Endothelial S1pr1 deletion is insufficient to induce fibrosis in the absence of lung injury. (A) For longitudinal studies, mice were treated with tamoxifen to induce EC-S1pr1 deletion and then maintained in the mouse facility for 6 months. After 6 months, hematoxylin and eosin and Masson’s trichrome staining were performed on lung histology from EC-S1pr1^−/− mice and littermate controls S1pr1^f/f. Representative images are shown from n = 3 mice per group. Scale bars, 50 μm. (B) OHP assay was performed on lung tissue from mice after 6 months. n = 11–12 mice per group. (C) Total protein in the BAL fluid of mice after 6 months was compared. n = 4 mice per group. (D) BAL D-dimer levels were measured by ELISA. n = 4 mice per group. (E) Lung D-dimer levels were measured by ELISA. n = 4 mice per group.

Figure 7.

Bleomycin-induced lung injury reduces endothelial cell populations in the lung. (A) Immunoblotting was performed using protein from lung homogenates of C57BL/6 wild-type mice (WT) at Days 0, 1, 3, 7, and 14 after IT bleomycin (0.5 U/kg). Blots were probed for S1PR1, and protein expression levels were compared using GAPDH as a loading control. n = 2–3 mice per group. Densitometry was performed using Image J software (NIH). (B) Flow cytometry to identify CD31⁺ cells was performed on lung tissue from WT mice on Days 0, 7, and 14 after standard-dose IT bleomycin. n = 4 mice per group. (C) Flow cytometry of CD31⁺ cells expressing S1PR1. n = 4 mice per group. (D) The percentage of endothelial cells expressing S1PR1 at each time point after bleomycin was quantified. (E) Mean fluorescence intensity of S1PR1 in CD31⁺ cells after bleomycin was quantified. (F) Plasma S1P levels in WT mice were quantified at Days 0, 3, 7, 10, and 14 after IT bleomycin. n = 3–4 mice per group. (G) Immunoflourescence co-staining on lungs from naive and bleomycin treated mice at Day 14 was performed for S1PR1 (red), endothelial CDH5/VE-cadherin (green), and nuclear DAPI (blue).
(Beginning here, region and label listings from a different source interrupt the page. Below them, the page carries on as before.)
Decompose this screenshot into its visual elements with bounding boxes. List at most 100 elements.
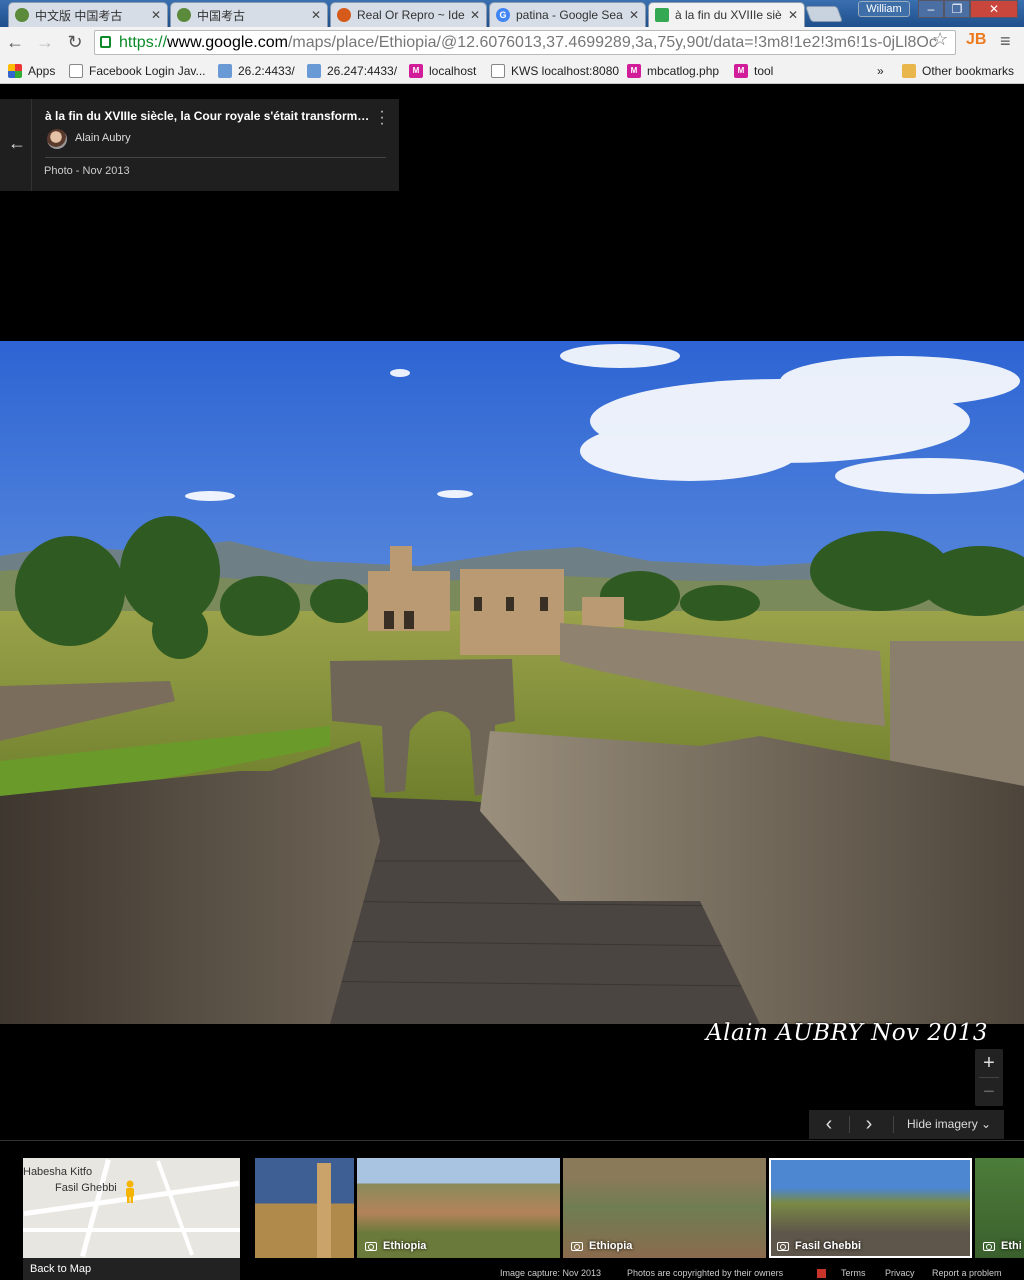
terms-link[interactable]: Terms	[841, 1268, 866, 1278]
bookmark-apps[interactable]: Apps	[8, 62, 55, 80]
next-photo-button[interactable]: ›	[849, 1110, 889, 1139]
close-tab-icon[interactable]: ✕	[151, 8, 161, 22]
bookmark-localhost[interactable]: Mlocalhost	[409, 62, 476, 80]
hide-imagery-label: Hide imagery	[907, 1117, 978, 1131]
close-tab-icon[interactable]: ✕	[629, 8, 639, 22]
close-tab-icon[interactable]: ✕	[311, 8, 321, 22]
zoom-control: + −	[975, 1049, 1003, 1106]
extension-jb-icon[interactable]: JB	[966, 31, 986, 49]
photo-title: à la fin du XVIIIe siècle, la Cour royal…	[45, 109, 370, 123]
photo-thumbnail-selected[interactable]: Fasil Ghebbi	[769, 1158, 972, 1258]
photo-thumbnail[interactable]: Ethiopia	[357, 1158, 560, 1258]
close-tab-icon[interactable]: ✕	[788, 8, 798, 22]
other-bookmarks[interactable]: Other bookmarks	[902, 62, 1014, 80]
pegman-icon[interactable]	[123, 1180, 137, 1204]
site-favicon-icon	[177, 8, 191, 22]
address-bar[interactable]: https://www.google.com/maps/place/Ethiop…	[94, 30, 956, 55]
url-host: www.google.com	[167, 34, 288, 51]
tower-shape	[317, 1163, 331, 1258]
bookmarks-bar: Apps Facebook Login Jav... 26.2:4433/ 26…	[0, 58, 1024, 84]
back-icon[interactable]: ←	[4, 31, 26, 53]
previous-photo-button[interactable]: ‹	[809, 1110, 849, 1139]
tab-title: 中国考古	[197, 8, 246, 23]
camera-icon	[365, 1241, 377, 1251]
thumbnail-label: Ethi	[983, 1240, 1022, 1252]
tab-strip: 中文版 中国考古 ✕ 中国考古 ✕ Real Or Repro ~ Ide ✕ …	[0, 0, 1024, 27]
photo-thumbnail[interactable]	[255, 1158, 354, 1258]
m-icon: M	[734, 64, 748, 78]
tab-active[interactable]: à la fin du XVIIIe siè ✕	[648, 2, 805, 27]
chrome-menu-icon[interactable]: ≡	[1000, 31, 1011, 52]
divider	[31, 99, 32, 191]
photo-info-card: ← à la fin du XVIIIe siècle, la Cour roy…	[0, 99, 399, 191]
castle-photo-illustration	[0, 341, 1024, 1024]
mini-map[interactable]: Habesha Kitfo Fasil Ghebbi Back to Map	[23, 1158, 240, 1280]
hide-imagery-button[interactable]: Hide imagery ⌄	[897, 1110, 1004, 1139]
tab-1[interactable]: 中文版 中国考古 ✕	[8, 2, 168, 27]
camera-icon	[983, 1241, 995, 1251]
avatar[interactable]	[47, 129, 67, 149]
camera-icon	[571, 1241, 583, 1251]
bookmark-mbcatlog[interactable]: Mmbcatlog.php	[627, 62, 719, 80]
bookmark-label: localhost	[429, 64, 477, 78]
image-capture-date: Image capture: Nov 2013	[500, 1268, 602, 1278]
panorama-photo[interactable]	[0, 341, 1024, 1024]
site-favicon-icon	[15, 8, 29, 22]
tab-title: Real Or Repro ~ Ide	[357, 8, 465, 22]
author-name[interactable]: Alain Aubry	[75, 132, 131, 144]
profile-button[interactable]: William	[858, 1, 910, 17]
thumbnail-label: Ethiopia	[571, 1240, 632, 1252]
tab-3[interactable]: Real Or Repro ~ Ide ✕	[330, 2, 487, 27]
bookmarks-overflow-button[interactable]: »	[877, 62, 884, 80]
page-icon	[69, 64, 83, 78]
photo-date: Photo - Nov 2013	[44, 165, 130, 177]
zoom-in-button[interactable]: +	[975, 1049, 1003, 1077]
apps-icon	[8, 64, 22, 78]
divider	[893, 1116, 894, 1133]
minimize-icon[interactable]: –	[918, 0, 944, 18]
copyright-text: Photos are copyrighted by their owners	[627, 1268, 784, 1278]
bookmark-label: Facebook Login Jav...	[89, 64, 206, 78]
photo-thumbnail[interactable]: Ethi	[975, 1158, 1024, 1258]
m-icon: M	[409, 64, 423, 78]
bookmark-label: Other bookmarks	[922, 64, 1015, 78]
bookmark-label: 26.247:4433/	[327, 64, 398, 78]
maximize-icon[interactable]: ❐	[944, 0, 970, 18]
chevron-down-icon: ⌄	[981, 1117, 992, 1131]
forward-icon[interactable]: →	[34, 31, 56, 53]
bookmark-26-2[interactable]: 26.2:4433/	[218, 62, 295, 80]
bookmark-label: Apps	[28, 64, 56, 78]
close-window-icon[interactable]: ✕	[970, 0, 1018, 18]
bookmark-star-icon[interactable]: ☆	[932, 29, 948, 50]
page-icon	[491, 64, 505, 78]
bookmark-label: 26.2:4433/	[238, 64, 295, 78]
camera-icon	[777, 1241, 789, 1251]
report-problem-link[interactable]: Report a problem	[932, 1268, 1002, 1278]
back-arrow-icon[interactable]: ←	[6, 131, 28, 155]
privacy-link[interactable]: Privacy	[885, 1268, 915, 1278]
bookmark-facebook[interactable]: Facebook Login Jav...	[69, 62, 206, 80]
zoom-out-button[interactable]: −	[975, 1078, 1003, 1106]
new-tab-button[interactable]	[805, 6, 843, 22]
map-place-label: Fasil Ghebbi	[55, 1182, 117, 1194]
url-path: /maps/place/Ethiopia/@12.6076013,37.4699…	[287, 34, 937, 51]
browser-toolbar: ← → ↻ https://www.google.com/maps/place/…	[0, 27, 1024, 58]
flag-icon[interactable]	[817, 1269, 826, 1278]
more-options-icon[interactable]: · · ·	[376, 104, 388, 132]
tab-title: 中文版 中国考古	[35, 8, 123, 23]
tab-2[interactable]: 中国考古 ✕	[170, 2, 328, 27]
tab-title: à la fin du XVIIIe siè	[675, 8, 782, 22]
filmstrip-divider	[0, 1140, 1024, 1141]
bookmark-label: mbcatlog.php	[647, 64, 720, 78]
bookmark-tool[interactable]: Mtool	[734, 62, 773, 80]
close-tab-icon[interactable]: ✕	[470, 8, 480, 22]
bookmark-kws[interactable]: KWS localhost:8080	[491, 62, 619, 80]
bookmark-26-247[interactable]: 26.247:4433/	[307, 62, 397, 80]
google-favicon-icon: G	[496, 8, 510, 22]
tab-title: patina - Google Sea	[516, 8, 623, 22]
photo-thumbnail[interactable]: Ethiopia	[563, 1158, 766, 1258]
tab-4[interactable]: G patina - Google Sea ✕	[489, 2, 646, 27]
maps-favicon-icon	[655, 8, 669, 22]
imagery-navigation: ‹ › Hide imagery ⌄	[809, 1110, 1004, 1139]
reload-icon[interactable]: ↻	[64, 31, 86, 53]
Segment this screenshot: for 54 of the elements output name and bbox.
White box indicates a fibrotic region. Scale bars, 50 μm. *P < 0.05, **P < 0.01, and ***P < 0.001 for comparisons of cells in WT mice at various time points after bleomycin injury.

Figure 8.

Increased circulating S1P is insufficient to protect mice from bleomycin-induced pulmonary fibrosis. (A) Transgenic mice overexpressing human apolipoprotein M (ApoM Tg⁺) were bred, and Evans blue dye assay was performed at Day 7 after standard-dose IT bleomycin. (B) Evans blue indices were calculated using Evans blue dye indices in the lungs and plasma of ApoM Tg⁺ mice and littermate controls (WT). n = 4 mice per group. (C) BAL total protein was quantified at Day 14 after standard dose bleomycin. (D) Histology at Days 0 and 14 after standard-dose IT bleomycin were stained with hematoxylin and eosin and Masson’s trichrome staining. Representative images are shown from n = 3 mice per group. Scale bars, 100 μm. (E) Quantification of fibrosis was performed with hydroxyproline assay. (F) S1P levels were quantified by mass spectrometry from circulating plasma at baseline (Day 0), Day 7, and Day 14 after standard-dose bleomycin. n = 3–6 mice per group. n = 3–8 mice per group. ***P < 0.001, and ****P < 0.0001 for comparisons of S1P between ApoM-Tg⁺ and control mice.

Figure 9.

Clinical relevance of S1pr1 modulation in pulmonary fibrosis. (A) Lung tissue from patients with idiopathic pulmonary fibrosis (IPF) and healthy age-matched controls were stained for endothelial marker VE-Cadherin and S1PR1. White box indicates an area of fibrosis. Scale bars, 100 μm. (B) Plasma from patients with IPF and sex- and age-matched healthy controls were analyzed by mass spectrometry to quantify S1P levels. n = 30 patients per group. (C) Violin plot of S1PR1 expression in subtypes of lung vascular endothelial cells from 38 control donors (3,458 total cells; 2,458 cells from Kropski paper, 1,000 cells from Kaminski paper) and 44 IPF patients (3,663 total cells; 1,720 cells from Kropski paper, 1,943 cells from Kaminski paper). Cells from scRNA-seq accessions GSE135893 and GSE136831 were merged and re-clustered (see supplemental Figure E6). Fold-change values indicate the expression ratio of [IPF/Control]. See Figure E6. *P > 0.05 and **P > 0.01. Art = artery; Bronch = bronchial; Cap = capillary; Cap-a = capillary A; FC = fold change; Vn = vein.